Ryman wirkte verlegen. »Ah, ja. Tut mir leid. Gill wollte es so machen. Sie liest viele Romane. Ich hätte Sie lieber direkt gefragt. Wir haben uns nämlich gedacht...«
Er verstummte. Ich legte ein neues Holzscheit ins Feuer und wartete ab, dass er fortfuhr, was er nach einer Weile auch tat. »Und zwar hatten wir uns gedacht, wenn es wieder passiert, wenn das Kind stirbt, dass Sie dann vielleicht, äh, einspringen könnten. Deshalb wollten wir Ihr Blut untersuchen lassen.«
»Als Kind einspringen?« Einen merkwürdigen Augenblick lang dachte ich, dass sie mich adoptieren wollten.
»Was? Nein. Wir dachten, wir hatten überlegt ... ob Sie vielleicht... mit Gill... könnten. Wir hatten überlegt, würden Sie vielleicht mit meiner Frau ..., damit sie ein Kind bekommt? Wenn es diesmal wieder passiert, weiß ich nicht, ob wir beide es noch einmal ertragen können. Deshalb ... naja, auf jeden Fall haben wir festgestellt, dass Ihr Blut nicht inkompatibel ist. Meins ist es leider.«
Schockiert trank ich einen ordentlichen Schluck Whisky, stand auf und klopfte auf der Suche nach Zigaretten nervös meine Hosentaschen ab.

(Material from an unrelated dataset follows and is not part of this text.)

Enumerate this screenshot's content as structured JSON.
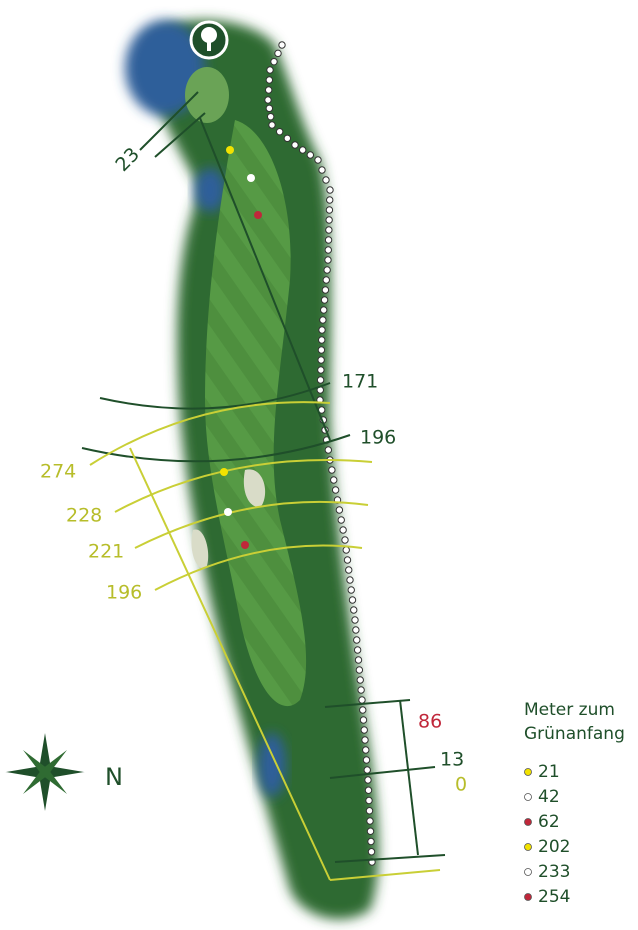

»Das ist sehr ungesund«, merkte Ryman von seinem Stuhl aus an, als ich mir schließlich eine anzündete.
Darüber musste ich kurz lachen. Er warf mir einen wütenden, verletzten Blick zu und stand auf.
»Schön, dass Sie das so lustig finden«, sagte er.

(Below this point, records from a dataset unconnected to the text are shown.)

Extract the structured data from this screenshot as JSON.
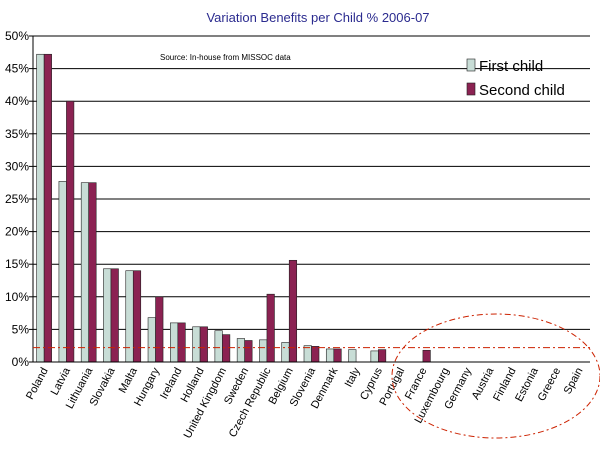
{
  "chart_data": {
    "type": "bar",
    "title": "Variation Benefits per Child % 2006-07",
    "annotation": "Source: In-house from MISSOC data",
    "categories": [
      "Poland",
      "Latvia",
      "Lithuania",
      "Slovakia",
      "Malta",
      "Hungary",
      "Ireland",
      "Holland",
      "United Kingdom",
      "Sweden",
      "Czech Republic",
      "Belgium",
      "Slovenia",
      "Denmark",
      "Italy",
      "Cyprus",
      "Portugal",
      "France",
      "Luxembourg",
      "Germany",
      "Austria",
      "Finland",
      "Estonia",
      "Greece",
      "Spain"
    ],
    "series": [
      {
        "name": "First child",
        "color": "#c8ddd6",
        "values": [
          47.2,
          27.7,
          27.5,
          14.3,
          14.0,
          6.8,
          6.0,
          5.4,
          4.8,
          3.6,
          3.4,
          3.0,
          2.5,
          2.0,
          1.9,
          1.7,
          0,
          0,
          0,
          0,
          0,
          0,
          0,
          0,
          0
        ]
      },
      {
        "name": "Second child",
        "color": "#8b2252",
        "values": [
          47.2,
          40.0,
          27.5,
          14.3,
          14.0,
          10.0,
          6.0,
          5.4,
          4.2,
          3.3,
          10.4,
          15.6,
          2.4,
          2.0,
          0,
          1.9,
          0,
          1.8,
          0,
          0,
          0,
          0,
          0,
          0,
          0
        ]
      }
    ],
    "y_ticks": [
      "0%",
      "5%",
      "10%",
      "15%",
      "20%",
      "25%",
      "30%",
      "35%",
      "40%",
      "45%",
      "50%"
    ],
    "ylim": [
      0,
      50
    ],
    "xlabel": "",
    "ylabel": "",
    "grid": true,
    "legend_position": "top-right",
    "reference_line_value": 2.2,
    "reference_line_color": "#cc2200",
    "highlight_ellipse_color": "#cc2200"
  }
}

»Warten Sie.« Ich legte ihm die Hand auf die Schulter. »Ich fand es nur lustig, dass Sie sich an so einem Zeitpunkt Sorgen um meine Gesundheit machen. Ich habe mir nichts dabei gedacht.«
Er atmete scharf ein und setzte sich wieder. »Ach so. Nun, es ist wohl normal, dass man sich in schmerzvollen Lagen an übliche Verhaltensmuster klammert, und eins von meinen ist es, dass ich alle immer darauf hinweise, wenn etwas schlecht für sie ist.« Jetzt lachte er verbittert. »Und ich bin schon wieder dabei. Gill sagt, dass ich es andauernd mache. Ich analysiere zukünftige Ereignisse. Sie glaubt, dass es daran liegt, dass mein Kopf immer daran arbeitet, dass wir keine Kinder bekommen können. Als ob mein ganzer Körper damit beschäftigt ist.«
Während er sprach, liefen ihm Tränen über die Wangen.
»Das kann doch gar nicht sein, Sir«, sagte ich so mitfühlend, wie ich konnte.
Er holte ein Taschentuch heraus, putzte sich die Nase, lächelte mich schwach an und stand dann abrupt auf und ging.